A typical micron gauge.

Preventing Problems

A micron gauge measures the amount of air or "noncondensables" and moisture in a system. The unit of measurement used is a "micron." The gauge is placed between the vacuum pump and the middle port of your manifold set. The lower the micron reading, the deeper the vacuum. The deeper the vacuum, the lower the amount of air and moisture in any given system. Why is this tool necessary? It can help you prevent problems like the following.

Potential Problem #1

If moisture is left in the system, some of it will turn to ice when refrigerant is introduced into the system. If enough moisture is left, larger ice particles will form and can block the cap tube or piston, causing a restriction in the metering device.

Potential Problem #2

If moisture and air are left in the system, they can form acids when combined with chlorine (which comes from CFC or HCFC refrigerants such as R-12 and R-22) and oils (from the compressor). Over time, these acids eat away at the compressor's motor windings and cause premature compressor failure.

Potential Problem #3

If moisture and air are left in the system, they can cause higher than normal head pressures. These pressures can mislead a technician and cause higher discharge valve temperatures, which again can cause premature compressor failure.

Potential Problem #4

If a micron gauge is not used, a small leak will never be detected using conventional gauges. Conventional gauges use inches of mercury (Hg) to measure vacuum. Most gauges go down to 30 inches of Hg. If one inch of Hg (at 32 degrees F) is approximately equal to 25,400 microns of Hg (at 32 degrees F), you can see how much more accurate using the micron gauge tool can be. It is recommended pulling new systems down to 400 microns or even less if time allows. If a leak is left in the system, first you will experience indoor coil freeze-up, then no cooling and/or compressor damage.

Money In Your Pocket

Taking the time to use a micron gauge to check for these potential problems is not only a preventive measure, it can also benefit your reputation as a contractor. Most micron gauges can be purchased for $100-$400 depending on the model - a small investment up front that can save you a lot of money in the long run.

Two More Things

But you're not done yet. Two other practices are recommended in conjunction with using a micron gauge.

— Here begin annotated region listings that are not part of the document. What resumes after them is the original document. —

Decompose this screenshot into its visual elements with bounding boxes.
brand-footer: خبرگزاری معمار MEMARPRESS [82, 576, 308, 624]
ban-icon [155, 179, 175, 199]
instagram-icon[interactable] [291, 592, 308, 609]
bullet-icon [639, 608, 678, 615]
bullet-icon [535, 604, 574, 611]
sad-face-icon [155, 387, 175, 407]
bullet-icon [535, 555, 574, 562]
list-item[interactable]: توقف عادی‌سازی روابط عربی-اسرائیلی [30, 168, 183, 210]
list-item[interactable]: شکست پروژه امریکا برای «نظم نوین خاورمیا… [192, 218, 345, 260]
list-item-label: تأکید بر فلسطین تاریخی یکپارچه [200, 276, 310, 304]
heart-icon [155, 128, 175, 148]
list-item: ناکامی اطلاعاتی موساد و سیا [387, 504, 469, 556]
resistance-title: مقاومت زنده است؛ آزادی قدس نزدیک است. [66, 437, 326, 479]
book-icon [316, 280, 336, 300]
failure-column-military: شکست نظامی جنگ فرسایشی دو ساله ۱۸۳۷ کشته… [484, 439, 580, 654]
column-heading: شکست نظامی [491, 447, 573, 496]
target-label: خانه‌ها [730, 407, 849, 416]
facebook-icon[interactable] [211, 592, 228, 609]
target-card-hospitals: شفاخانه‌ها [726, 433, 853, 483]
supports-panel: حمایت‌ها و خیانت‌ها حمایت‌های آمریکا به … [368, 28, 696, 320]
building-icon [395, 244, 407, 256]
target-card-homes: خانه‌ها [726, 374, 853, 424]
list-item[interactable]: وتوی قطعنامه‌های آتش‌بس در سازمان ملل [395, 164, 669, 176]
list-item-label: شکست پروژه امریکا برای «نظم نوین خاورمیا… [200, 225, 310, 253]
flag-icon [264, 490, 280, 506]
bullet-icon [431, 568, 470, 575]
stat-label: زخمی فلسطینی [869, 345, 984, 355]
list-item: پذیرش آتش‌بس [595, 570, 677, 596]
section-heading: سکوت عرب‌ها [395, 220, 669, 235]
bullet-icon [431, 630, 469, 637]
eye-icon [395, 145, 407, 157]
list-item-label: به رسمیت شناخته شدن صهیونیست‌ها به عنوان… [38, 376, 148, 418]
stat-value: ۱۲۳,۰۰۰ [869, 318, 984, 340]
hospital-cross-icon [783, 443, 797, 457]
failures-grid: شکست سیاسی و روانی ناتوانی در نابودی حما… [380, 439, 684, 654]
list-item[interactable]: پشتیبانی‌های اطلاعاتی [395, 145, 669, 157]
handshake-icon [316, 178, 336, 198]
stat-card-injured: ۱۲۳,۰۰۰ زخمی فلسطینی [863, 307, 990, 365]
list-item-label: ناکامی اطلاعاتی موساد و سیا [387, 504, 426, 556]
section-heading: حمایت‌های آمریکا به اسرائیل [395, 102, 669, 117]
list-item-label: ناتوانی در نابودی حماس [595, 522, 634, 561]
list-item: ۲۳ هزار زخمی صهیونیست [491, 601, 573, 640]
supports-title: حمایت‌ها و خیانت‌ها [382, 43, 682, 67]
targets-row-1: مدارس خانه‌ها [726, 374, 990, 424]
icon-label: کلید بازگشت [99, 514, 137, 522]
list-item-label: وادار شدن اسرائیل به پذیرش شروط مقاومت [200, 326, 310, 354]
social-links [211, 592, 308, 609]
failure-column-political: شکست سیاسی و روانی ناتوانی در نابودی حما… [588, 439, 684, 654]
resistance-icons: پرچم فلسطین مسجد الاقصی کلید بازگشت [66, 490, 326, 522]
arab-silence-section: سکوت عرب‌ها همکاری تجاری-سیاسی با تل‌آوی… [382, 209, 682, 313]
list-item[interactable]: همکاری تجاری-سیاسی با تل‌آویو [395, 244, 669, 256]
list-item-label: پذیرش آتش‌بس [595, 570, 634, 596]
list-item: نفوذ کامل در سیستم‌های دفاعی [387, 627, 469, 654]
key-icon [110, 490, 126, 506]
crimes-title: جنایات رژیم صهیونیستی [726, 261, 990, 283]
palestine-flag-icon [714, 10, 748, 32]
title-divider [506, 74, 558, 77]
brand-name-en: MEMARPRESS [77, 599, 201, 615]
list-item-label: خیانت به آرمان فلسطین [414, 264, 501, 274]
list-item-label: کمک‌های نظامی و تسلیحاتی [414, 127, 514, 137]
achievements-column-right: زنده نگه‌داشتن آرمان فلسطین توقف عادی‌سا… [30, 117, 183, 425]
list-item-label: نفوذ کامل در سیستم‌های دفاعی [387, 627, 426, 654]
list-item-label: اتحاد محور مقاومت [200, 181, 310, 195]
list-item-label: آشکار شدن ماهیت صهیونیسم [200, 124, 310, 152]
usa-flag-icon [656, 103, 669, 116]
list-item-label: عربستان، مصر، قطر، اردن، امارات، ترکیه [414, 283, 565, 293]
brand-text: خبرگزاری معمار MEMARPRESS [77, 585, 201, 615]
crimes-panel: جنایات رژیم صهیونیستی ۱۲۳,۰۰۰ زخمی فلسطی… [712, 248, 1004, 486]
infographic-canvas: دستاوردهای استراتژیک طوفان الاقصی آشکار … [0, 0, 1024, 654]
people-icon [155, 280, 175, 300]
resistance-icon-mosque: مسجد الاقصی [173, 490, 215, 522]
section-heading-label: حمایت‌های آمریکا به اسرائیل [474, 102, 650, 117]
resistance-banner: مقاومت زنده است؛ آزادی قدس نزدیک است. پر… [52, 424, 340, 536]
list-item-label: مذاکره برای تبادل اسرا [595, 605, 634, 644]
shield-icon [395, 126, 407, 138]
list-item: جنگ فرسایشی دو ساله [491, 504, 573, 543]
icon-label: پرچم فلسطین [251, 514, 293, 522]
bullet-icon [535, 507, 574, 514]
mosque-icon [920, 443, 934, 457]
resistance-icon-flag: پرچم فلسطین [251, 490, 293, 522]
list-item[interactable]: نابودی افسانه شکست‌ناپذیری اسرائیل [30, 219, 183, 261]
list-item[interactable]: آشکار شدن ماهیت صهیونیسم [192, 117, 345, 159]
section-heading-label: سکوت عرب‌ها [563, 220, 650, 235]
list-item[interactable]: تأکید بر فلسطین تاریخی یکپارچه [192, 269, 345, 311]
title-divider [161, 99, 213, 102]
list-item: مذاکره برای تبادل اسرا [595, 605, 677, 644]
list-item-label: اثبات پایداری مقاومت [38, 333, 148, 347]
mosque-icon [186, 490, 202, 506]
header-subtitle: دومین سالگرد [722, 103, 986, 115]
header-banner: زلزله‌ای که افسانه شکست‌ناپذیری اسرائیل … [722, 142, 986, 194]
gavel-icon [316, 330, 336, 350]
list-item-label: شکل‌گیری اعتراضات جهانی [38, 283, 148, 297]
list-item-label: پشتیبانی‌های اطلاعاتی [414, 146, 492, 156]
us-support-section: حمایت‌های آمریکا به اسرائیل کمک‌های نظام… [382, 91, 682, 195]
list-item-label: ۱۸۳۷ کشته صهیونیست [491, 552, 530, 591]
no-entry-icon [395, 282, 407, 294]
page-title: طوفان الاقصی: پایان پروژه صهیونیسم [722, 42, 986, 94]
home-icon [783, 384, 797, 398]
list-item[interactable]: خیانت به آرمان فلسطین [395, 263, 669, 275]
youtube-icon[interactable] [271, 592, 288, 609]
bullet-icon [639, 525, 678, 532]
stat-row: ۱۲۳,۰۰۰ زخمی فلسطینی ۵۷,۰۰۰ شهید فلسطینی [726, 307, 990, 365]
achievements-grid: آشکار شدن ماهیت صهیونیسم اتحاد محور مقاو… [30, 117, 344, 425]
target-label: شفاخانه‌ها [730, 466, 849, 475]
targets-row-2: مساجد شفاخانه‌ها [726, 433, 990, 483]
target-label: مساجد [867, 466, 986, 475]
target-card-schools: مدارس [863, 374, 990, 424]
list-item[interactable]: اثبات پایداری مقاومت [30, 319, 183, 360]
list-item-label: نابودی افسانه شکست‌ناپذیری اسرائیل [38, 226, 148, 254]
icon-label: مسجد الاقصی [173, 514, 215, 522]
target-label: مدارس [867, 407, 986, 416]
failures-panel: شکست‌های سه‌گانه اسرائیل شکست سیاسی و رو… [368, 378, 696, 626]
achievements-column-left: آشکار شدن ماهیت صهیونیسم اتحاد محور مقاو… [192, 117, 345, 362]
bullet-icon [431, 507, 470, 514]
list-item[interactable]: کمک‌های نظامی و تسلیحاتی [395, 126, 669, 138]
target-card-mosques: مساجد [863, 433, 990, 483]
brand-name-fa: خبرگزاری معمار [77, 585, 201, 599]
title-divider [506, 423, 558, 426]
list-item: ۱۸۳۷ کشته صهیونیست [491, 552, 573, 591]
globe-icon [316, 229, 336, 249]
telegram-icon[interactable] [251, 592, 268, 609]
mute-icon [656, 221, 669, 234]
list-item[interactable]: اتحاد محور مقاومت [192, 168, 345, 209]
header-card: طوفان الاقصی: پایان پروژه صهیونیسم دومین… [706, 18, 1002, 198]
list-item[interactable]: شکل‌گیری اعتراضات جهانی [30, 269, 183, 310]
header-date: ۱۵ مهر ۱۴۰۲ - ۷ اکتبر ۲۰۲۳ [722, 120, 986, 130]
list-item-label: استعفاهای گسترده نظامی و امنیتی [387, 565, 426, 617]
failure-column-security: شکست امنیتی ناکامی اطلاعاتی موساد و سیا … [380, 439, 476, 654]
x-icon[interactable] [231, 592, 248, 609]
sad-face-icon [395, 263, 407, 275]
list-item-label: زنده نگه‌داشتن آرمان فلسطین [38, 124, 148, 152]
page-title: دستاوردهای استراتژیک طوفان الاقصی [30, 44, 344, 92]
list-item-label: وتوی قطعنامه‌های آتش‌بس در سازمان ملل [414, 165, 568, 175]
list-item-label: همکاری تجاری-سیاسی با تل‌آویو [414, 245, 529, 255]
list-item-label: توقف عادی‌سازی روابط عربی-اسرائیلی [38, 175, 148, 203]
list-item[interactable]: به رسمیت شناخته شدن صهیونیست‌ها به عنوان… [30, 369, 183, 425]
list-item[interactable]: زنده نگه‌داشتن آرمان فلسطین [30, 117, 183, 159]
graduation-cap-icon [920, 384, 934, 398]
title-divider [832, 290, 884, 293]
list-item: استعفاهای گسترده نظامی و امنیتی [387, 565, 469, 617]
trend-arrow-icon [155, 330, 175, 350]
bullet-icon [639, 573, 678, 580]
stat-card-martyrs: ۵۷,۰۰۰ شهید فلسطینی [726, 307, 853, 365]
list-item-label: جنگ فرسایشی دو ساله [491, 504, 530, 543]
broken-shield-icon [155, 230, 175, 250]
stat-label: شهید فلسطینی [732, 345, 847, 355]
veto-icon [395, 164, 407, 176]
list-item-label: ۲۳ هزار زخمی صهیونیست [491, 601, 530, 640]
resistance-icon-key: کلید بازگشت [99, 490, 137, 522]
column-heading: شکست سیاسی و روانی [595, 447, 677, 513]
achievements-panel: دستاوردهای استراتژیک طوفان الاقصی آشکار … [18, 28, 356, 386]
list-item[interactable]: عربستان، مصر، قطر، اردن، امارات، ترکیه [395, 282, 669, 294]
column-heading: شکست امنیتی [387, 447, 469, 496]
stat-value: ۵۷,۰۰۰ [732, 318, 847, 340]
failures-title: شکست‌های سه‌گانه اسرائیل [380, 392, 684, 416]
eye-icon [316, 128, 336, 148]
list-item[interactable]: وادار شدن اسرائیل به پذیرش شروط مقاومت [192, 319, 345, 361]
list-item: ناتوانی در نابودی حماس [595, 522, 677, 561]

The first is purging the system one to three times with nitrogen before the pump-down. The nitrogen absorbs moisture and can be released into the atmosphere without any harm. This reduces the start-up time even more.

The second is changing the oil in your vacuum pump regularly. Vacuum pump manufacturers suggest changing it after every use. If the vacuum pump oil becomes cloudy or saturated with moisture, it will reduce pump efficiency and thus increase the time you are at the jobsite.

As you have read, pulling a good vacuum before charging is essential for many reasons. Yet these reasons boil down to money in your pocket. Those who use micron gauges and practice good pump-down techniques know this. Unfortunately, those who don't will eventually learn the hard way.